By plotting Equation (7) versus the ratio r_P,M/δ_S, Figure 5 is obtained, where r_P,M/δ_S can be varied by changing the primary coil radius r_P,M and the standard depth of penetration δ_S depending on the sample conductivity and the excitation frequency according to Equation (5).

For values of r_P,M/δ_S ≥ 10, it can be seen that the ratio B_P(δ_S)/B_P(0) tends towards the value 1, meaning that the B-field in free space can be seen almost constant up to z = δ_S, meeting the conditions to be considered as a planar wave and supporting the results obtained from [49]. Hence, the attenuation within the medium can be described by Equations (4) and (5), as the medium is the dominant reason for lowering the current density or field strengths. To reach the standard depths of penetration δ_S of about 1 m for the above-calculated sodium monitoring in blood would require a technically unreasonable coil radius of about 10 m. The mean coil radius r_P,M of the differential transformer used here is about 9.55 mm, giving a ratio r_P,M/δ_S of about 10⁻². At this point, Equation (7) approaches zero, indicating that the B-field of the coil has nearly decreased to zero at z = δ_S (with δ_S ≈ 1 m) only due to the coil geometry. Thus, it can be assumed that the decrease of the field is dominated by the coil geometry of the excited coil while the attenuation due to the electromagnetic properties of the medium has a negligible impact on the field distribution. In order to estimate the true depth of penetration δ_T in the case that the decrease of the B-field is dominated by the coil geometry, we present a very simple approach using the Biot–Savart law. δ_T is defined similar to δ_S as the depth of penetration, at which the B-field and thus also the current density J has declined to the value 1/e i.e., 37% relative to the initial value at z = 0. Therefore, the ratio B_P(δ_T + d₀)/B_P(d₀) is determined by using Equation (6) and is set equal to 1/e. d₀ is the distance in z-direction between the primary coil and the medium, see Figure 3, and is about 11.25 mm for the differential transformer used here. As a result, Equation (8) is obtained.

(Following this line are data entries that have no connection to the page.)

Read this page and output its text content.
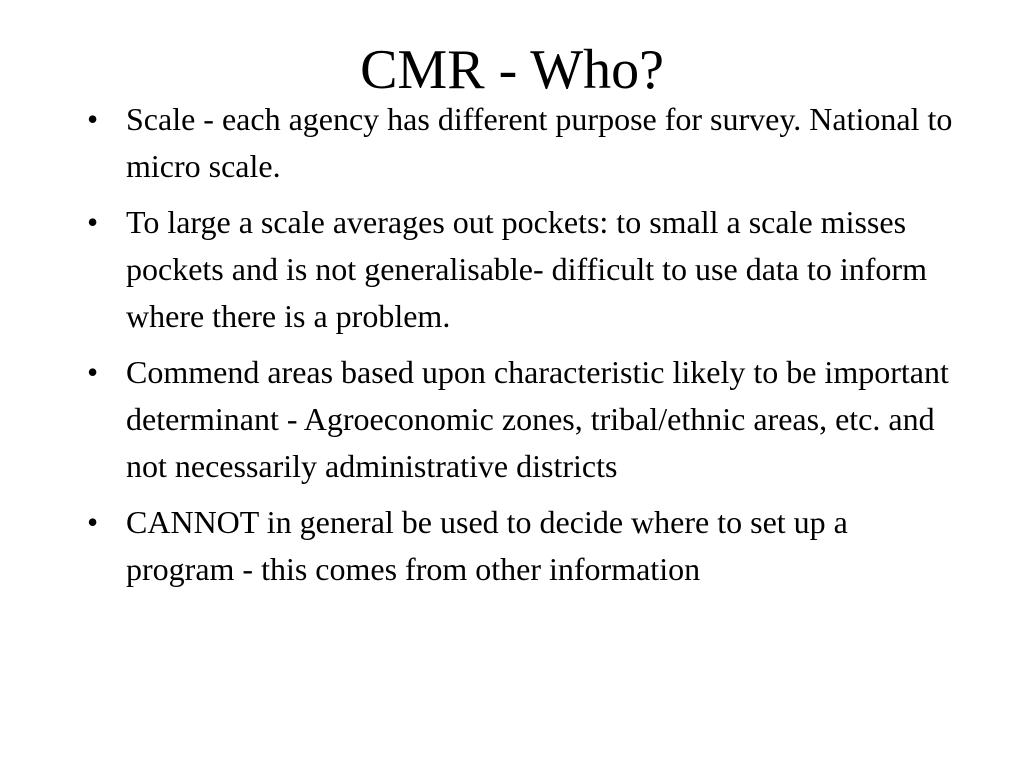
CMR - Who?
• Scale - each agency has different purpose for survey. National to micro scale.
• To large a scale averages out pockets: to small a scale misses pockets and is not generalisable- difficult to use data to inform where there is a problem.
• Commend areas based upon characteristic likely to be important determinant - Agroeconomic zones, tribal/ethnic areas, etc. and not necessarily administrative districts
• CANNOT in general be used to decide where to set up a program - this comes from other information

$$\frac{B_{\mathrm{P}}\left({\delta }_{\mathrm{T}}+d_0\right)}{B_{\mathrm{P}}\left(d_0\right)}=\frac{1}{e}=\frac{ \mu \cdot r_{\mathrm{P},\mathrm{M}}^2\cdot I_{\mathrm{P}}}{2{\left(r_{\mathrm{P},\mathrm{M}}^2+{\left({\delta }_{\mathrm{T}}+d_0\right)}^2\right)}^{\frac{3}{2}}}\cdot \frac{2{\left(r_{\mathrm{P},\mathrm{M}}^2+d_0^2\right)}^{\frac{3}{2}}}{\mu \cdot r_{\mathrm{P},\mathrm{M}}^2\cdot I_{\mathrm{P}}} ={\left(\frac{r_{\mathrm{P},\mathrm{M}}^2+d_0^2}{r_{\mathrm{P},\mathrm{M}}^2+{\left({\delta }_{\mathrm{T}}+d_0\right)}^2}\right)}^{\frac{3}{2}}$$

(8)

Solving Equation (8) for the true depth of penetration δ_T leads to Equation (9), enabling the depth of penetration of eddy current sensors to be estimated in a simple way. This equation is valid for r_P,M/δ_S < 10⁻¹, since here the decrease of the field strength of the B-field is mainly caused by the coil geometry and the attenuation due to the medium can be neglected.

$${\delta }_{\mathrm{T}}=\sqrt{\left(\left(r_{\mathrm{P},\mathrm{M}}^2+d_0^2\right)\cdot e^{\frac{2}{3}}-r_{\mathrm{P},\mathrm{M}}^2\right)}-d_0$$

(9)

Calculating the true depth of penetration δ_T for the differential transformer used here with r_P,M = 9.55 mm and d₀ = 11.25 mm, Equation (9) results in δ_T = 7 mm, which is significantly lower than the δ_S of approximately 1 m due to the relatively low conductivity of the medium κ (e.g., blood) and excitation frequency f according to Equation (5).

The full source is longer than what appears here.